Does a bigger context window always mean better performance?

Not necessarily. Larger windows enable handling bigger tasks, but they also increase latency (more tokens to process means slower responses) and cost (API pricing is per-token). The "lost in the middle" effect also means that stuffing more content in does not guarantee the model will actually use it. Targeted retrieval of relevant content often outperforms dumping everything into a huge window.

How does context compression differ from just truncating old messages?
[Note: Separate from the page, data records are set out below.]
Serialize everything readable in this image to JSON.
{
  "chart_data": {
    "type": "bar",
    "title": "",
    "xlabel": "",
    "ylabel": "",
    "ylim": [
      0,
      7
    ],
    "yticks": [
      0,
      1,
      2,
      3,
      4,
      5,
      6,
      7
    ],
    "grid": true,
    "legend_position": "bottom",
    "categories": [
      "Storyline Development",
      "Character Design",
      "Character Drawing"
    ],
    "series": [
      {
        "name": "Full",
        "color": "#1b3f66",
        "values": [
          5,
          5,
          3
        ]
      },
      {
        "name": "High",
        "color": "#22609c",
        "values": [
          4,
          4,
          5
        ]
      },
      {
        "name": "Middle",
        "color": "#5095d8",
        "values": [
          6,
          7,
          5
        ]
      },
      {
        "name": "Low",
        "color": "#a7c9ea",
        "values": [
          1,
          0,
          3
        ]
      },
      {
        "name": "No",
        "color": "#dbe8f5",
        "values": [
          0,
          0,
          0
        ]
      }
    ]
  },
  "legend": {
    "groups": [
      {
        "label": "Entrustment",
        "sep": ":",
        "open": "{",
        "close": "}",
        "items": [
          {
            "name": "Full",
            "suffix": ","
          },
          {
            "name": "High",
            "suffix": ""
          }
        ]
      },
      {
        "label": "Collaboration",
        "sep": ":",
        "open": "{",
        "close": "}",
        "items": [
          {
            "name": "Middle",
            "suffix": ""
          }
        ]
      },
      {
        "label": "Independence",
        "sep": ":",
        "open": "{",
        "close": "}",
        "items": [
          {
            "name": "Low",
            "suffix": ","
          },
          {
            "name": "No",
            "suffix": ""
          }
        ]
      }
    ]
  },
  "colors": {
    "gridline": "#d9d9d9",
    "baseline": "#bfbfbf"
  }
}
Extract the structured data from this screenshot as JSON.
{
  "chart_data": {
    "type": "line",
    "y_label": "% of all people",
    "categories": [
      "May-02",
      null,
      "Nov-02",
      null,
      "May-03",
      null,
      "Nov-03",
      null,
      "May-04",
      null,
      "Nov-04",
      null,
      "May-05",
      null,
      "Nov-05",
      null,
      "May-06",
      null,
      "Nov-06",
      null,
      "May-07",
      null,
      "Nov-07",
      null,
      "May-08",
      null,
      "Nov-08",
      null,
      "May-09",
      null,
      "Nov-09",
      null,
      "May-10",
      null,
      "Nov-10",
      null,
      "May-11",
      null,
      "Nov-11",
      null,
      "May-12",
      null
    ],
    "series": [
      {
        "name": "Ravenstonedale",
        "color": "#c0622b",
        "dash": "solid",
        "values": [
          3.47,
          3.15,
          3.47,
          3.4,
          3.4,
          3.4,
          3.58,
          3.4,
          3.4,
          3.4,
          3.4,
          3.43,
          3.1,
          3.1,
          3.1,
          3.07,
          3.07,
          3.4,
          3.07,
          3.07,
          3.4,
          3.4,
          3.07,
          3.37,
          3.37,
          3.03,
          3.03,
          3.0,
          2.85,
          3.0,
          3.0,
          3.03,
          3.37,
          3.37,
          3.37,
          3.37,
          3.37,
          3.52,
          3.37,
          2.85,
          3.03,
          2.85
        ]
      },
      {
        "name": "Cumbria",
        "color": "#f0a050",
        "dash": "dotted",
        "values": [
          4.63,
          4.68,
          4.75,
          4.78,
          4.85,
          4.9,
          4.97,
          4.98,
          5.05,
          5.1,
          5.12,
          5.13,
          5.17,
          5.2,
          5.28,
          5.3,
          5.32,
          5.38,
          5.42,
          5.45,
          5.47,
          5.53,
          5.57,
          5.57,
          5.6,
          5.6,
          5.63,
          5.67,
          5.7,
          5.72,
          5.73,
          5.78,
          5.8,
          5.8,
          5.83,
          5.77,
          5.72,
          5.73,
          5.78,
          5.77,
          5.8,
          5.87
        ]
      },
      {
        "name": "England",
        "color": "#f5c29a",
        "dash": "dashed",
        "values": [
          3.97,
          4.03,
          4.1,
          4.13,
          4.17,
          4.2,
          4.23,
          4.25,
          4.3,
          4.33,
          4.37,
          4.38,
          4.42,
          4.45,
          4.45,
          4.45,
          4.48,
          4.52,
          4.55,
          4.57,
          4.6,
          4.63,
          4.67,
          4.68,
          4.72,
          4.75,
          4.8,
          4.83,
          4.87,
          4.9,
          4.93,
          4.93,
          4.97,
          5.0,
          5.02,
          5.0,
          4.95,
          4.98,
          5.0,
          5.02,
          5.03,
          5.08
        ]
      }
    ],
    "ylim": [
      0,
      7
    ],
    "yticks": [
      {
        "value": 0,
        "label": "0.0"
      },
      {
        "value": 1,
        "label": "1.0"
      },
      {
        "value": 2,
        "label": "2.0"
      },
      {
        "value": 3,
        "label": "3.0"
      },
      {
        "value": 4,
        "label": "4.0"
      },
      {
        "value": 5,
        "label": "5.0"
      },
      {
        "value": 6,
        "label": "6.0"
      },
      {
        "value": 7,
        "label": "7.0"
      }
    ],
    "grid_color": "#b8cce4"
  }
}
Truncation is blind — it drops content regardless of importance. Compression is selective. It might replace a 5,000-token grep output with a 200-token summary: "searched for handleLogin, found matches in auth.ts (line 142), session.ts (line 87), and middleware.ts (line 23)." The key facts are preserved; the raw output is not. This is typically done by asking the LLM itself to summarize the older content.

Can the agent re-read a file it already read but that got compressed away?

Yes, and it does this regularly. If the agent needs to reference file contents that were evicted during compression, it simply reads the file again. The file on disk has not changed (unless the agent edited it), so the re-read is cheap in terms of wall-clock time. The tradeoff is that it costs context tokens again — but by that point, the compression freed up space to accommodate the re-read.

Why not just use RAG (Retrieval Augmented Generation) instead of tool-based search?

Traditional RAG systems pre-embed documents into a vector database and retrieve by semantic similarity. This works well for documentation lookup but poorly for code search — you often need exact matches (function names, error strings) rather than semantic similarity. Grep-based search is more precise for code. That said, some agents use hybrid approaches: semantic search for discovering relevant concepts, exact search for pinpointing specific code.